Reserved for relatives who needed to stay close to intensive
care, the suite was a series of interconnecting sterile boxes someone had tried
to make as welcoming as home with green armchairs fighting against a floral
pink paper. Sighted high on one wall, a flat screen TV could be viewed when taking
meals or snacks at a round wooden grain laminate dining table. Under the
window, a small waist high bookcase loaded with an eclectic mix of classics and
paperbacks, a box of tissues placed discreetly on the second shelf. There was a
bathroom and a double bedroom in the same depressing functional style and to
Nick everything seemed too empty, shells waiting for shadows to give them a
taste of life.

‘Raped?’ he repeated.

‘I’m sorry Nick.’

‘How did it… what happened?’

‘She was with someone. A male called Guy?’ Jane began not
looking at Nick.

‘An art dealer…gallery owner,’ said Nick, numb.

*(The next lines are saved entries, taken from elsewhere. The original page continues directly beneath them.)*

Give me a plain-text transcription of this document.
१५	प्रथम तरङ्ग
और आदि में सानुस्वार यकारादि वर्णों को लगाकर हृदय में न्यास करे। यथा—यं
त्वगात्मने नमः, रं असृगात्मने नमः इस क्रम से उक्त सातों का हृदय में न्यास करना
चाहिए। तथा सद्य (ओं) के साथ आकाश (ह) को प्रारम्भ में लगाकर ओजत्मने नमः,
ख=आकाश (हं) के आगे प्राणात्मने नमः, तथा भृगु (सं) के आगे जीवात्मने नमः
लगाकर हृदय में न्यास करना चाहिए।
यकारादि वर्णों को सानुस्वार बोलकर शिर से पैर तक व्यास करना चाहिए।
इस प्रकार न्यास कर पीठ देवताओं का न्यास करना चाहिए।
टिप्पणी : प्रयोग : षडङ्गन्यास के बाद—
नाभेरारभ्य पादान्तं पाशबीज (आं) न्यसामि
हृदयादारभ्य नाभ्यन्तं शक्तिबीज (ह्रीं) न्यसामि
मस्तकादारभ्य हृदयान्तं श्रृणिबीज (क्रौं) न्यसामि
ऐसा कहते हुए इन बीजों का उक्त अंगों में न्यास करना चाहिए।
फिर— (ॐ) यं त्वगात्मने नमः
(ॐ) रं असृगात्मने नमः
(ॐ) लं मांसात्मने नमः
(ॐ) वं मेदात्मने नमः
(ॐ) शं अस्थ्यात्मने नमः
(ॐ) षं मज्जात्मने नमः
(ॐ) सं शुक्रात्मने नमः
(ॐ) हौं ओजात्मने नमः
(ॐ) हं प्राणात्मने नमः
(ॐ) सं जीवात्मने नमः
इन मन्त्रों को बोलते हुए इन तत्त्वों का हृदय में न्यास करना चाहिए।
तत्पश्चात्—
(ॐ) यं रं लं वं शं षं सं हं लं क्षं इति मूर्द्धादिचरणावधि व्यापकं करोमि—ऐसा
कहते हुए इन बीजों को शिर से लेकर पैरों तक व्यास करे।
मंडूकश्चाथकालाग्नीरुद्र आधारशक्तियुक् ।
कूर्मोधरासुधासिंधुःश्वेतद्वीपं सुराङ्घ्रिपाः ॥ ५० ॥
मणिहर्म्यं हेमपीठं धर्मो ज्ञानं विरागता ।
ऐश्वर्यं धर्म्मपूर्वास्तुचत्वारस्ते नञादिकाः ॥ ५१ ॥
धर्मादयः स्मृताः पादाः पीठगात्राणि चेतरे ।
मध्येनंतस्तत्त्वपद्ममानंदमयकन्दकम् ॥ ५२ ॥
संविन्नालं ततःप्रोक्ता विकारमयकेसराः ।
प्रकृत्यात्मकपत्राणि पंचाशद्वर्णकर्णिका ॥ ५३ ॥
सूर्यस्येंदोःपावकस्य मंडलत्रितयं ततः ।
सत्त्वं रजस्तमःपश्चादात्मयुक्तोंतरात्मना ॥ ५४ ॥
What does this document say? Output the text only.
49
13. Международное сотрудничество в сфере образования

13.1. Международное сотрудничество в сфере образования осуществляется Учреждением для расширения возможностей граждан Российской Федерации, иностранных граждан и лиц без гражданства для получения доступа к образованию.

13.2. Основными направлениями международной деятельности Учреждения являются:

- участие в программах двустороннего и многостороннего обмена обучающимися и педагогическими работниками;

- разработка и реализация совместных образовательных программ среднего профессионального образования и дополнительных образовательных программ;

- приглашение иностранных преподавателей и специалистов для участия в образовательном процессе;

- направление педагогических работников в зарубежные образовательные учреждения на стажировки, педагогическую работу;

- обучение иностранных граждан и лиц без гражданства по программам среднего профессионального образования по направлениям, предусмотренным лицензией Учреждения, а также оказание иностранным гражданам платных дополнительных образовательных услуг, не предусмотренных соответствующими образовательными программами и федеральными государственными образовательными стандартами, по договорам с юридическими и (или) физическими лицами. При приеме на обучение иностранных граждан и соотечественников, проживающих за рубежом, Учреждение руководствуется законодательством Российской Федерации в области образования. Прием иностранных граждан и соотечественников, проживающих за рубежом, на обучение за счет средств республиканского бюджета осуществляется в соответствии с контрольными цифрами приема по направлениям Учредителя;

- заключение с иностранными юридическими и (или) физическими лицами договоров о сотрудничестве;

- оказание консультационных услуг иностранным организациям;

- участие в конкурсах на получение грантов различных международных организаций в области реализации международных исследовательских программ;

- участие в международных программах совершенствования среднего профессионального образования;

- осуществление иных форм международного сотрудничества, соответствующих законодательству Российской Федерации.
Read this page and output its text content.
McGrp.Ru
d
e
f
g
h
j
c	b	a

‘He was shot in the head when he opened the front door and died
at the scene.’

‘And Angie?’

Jane lifted her head slowly, taking her time. ‘She’s in a bad
way Nick, she put up a determined fight.’ Jane tried to hold him, but he broke
away, took a step backwards.
               

‘Show me….’

‘Look, you can’t blame yourself.’

Gesturing for Nick to follow her, Jane led him into a small
unit and pointed to an end bed. Angie in a coma, a machine making all the
effort as it did the breathing for her; tubes, wires, machines beeping,
counting, measuring out her struggle. Flinching at her sallow face, Nick
stepped forward to her side. Both Angie’s eyes were closed and swollen; her
lips bloated, misshaped, translucent and cracked. On one of her cheeks a deep
bruise caused by a solid ring. Intravenous drips were running into the back of
her hands and nose. Small scabs of eyeliner were dried around her lashes and he
imagined her eyes packed with life before she was attacked. By the tape round
her wrist, more swelling on her pale skin; bruises in a fingertip pattern where
she’d been held down.

He spent ten minutes trying not to listen as a doctor gave
Angie something close to a fifty-fifty chance; stressing how for someone her
age the odds were seriously in her favour. So, it came down to medicine
administered as roulette. Well, wasn’t life a lottery after all, thought Nick,
squeezing her hand, watching as Jane motioned that she’d be outside. Except Nick’s
eyes refused to provide a normal service, blurred, he saw only Jane’s distorted
face. A dimension had slipped allowing particles to scamper and dance into
dozens of objects waiting to be invented. Nothing was normal any longer, and it
never would be, he decided sitting back.

Angie didn’t make it through the night. As her condition
deteriorated, Nick and Angie’s parents made the decision to take her off life
support. Sharing his vigil with her mother and father, Nick had sat tight
stroking her hand, a supplicant gesture that made him feel mute and inadequate.
After he’d watched her fade away as her breathing changed pitch and finally
ceased at three-twenty-two a.m., Nick was gripped by an abject panic pushing
him down the corridor, longing for air untouched by clotted institutional
scent. Jane found him outside, her entreaties to come inside ignored, her
attempts at comfort brutally repelled, stepping away from her arms each time
she tried to hold him tight.

‘Come back to my place, use the spare bed for as long as you
like,’ she offered, nothing else to give.

‘No,’ he yelled, his voice surly, his refusal angry and sour.